Creating government-sanctioned demand at that scale could raise the price of those goods and distort the market. Some said China also risked running afoul of World Trade Organization regulations against countries playing favorites with their trading partners. “In short, what was a large and steadily growing market for U.S. commodity producers in China has now become and will remain highly politicized and hence risky for U.S. farmers,” Kirkegaard said.

Purchase guarantees weren’t deemed the only questionable part of the deal. Provisions meant to hold China accountable for infractions such as forced technology transfers were anemic, according to people who analyzed the text.
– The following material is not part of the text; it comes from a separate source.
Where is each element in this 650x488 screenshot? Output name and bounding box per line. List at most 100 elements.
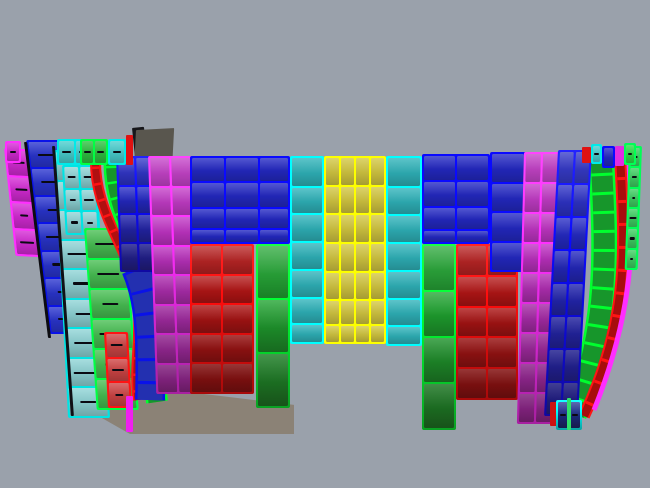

“On trade secrets, to be honest, the language that’s in the agreement is pretty loose and generic,” said Harry G. Broadman, managing director at Berkeley Research Group who chairs the firm’s emerging markets practice. “On the face of it, I don’t see — at least on that portion of the agreement — a lot that’s significantly different from previous types of agreements.”

Some of the practices and changes agreed to by Beijing were changes that were already in the works or had been previously agreed-upon. Petri said some of these provisions will benefit both American and Chinese interests, and are in keeping with Beijing’s longer-term economic goals. “China wants foreign investment and may well roll out new reforms in opening insurance and other financial sectors,” he said.

“China is trying to create more of an environment in which investment [and] innovation are self-reinforcing processes,” said Dean A. Pinkert, senior counsel at the law firm of Hughes Hubbard & Reed and a former commissioner of the U.S. International Trade Commission.

Pinkert suggested Beijing’s “concessions” in these areas were what Chinese policymakers wanted anyway. “I think in the long run, it’s as much in China’s interests to address those structural reform issues as much as it’s in the U.S.’s interests,” he said.

Many criticized the dispute resolution provisions for not including a mechanism for third-party arbitration and worried that enforcement ultimately would hinge on the threat to reinstate or ratchet up tariffs. While China certainly seeks to mitigate the impact its own economy has sustained as a result of two years’ worth of trade sanctions, the administration’s choice to lean into tariffs risks inflicting more damage on the American economy, as well.

“The people who are paying the tariffs are U.S. firms and U.S. consumers,” Broadman said. “It’s not clear to me what the actual economic impact will be as a dispute resolution measure to ‘threaten’ China with more tariffs.”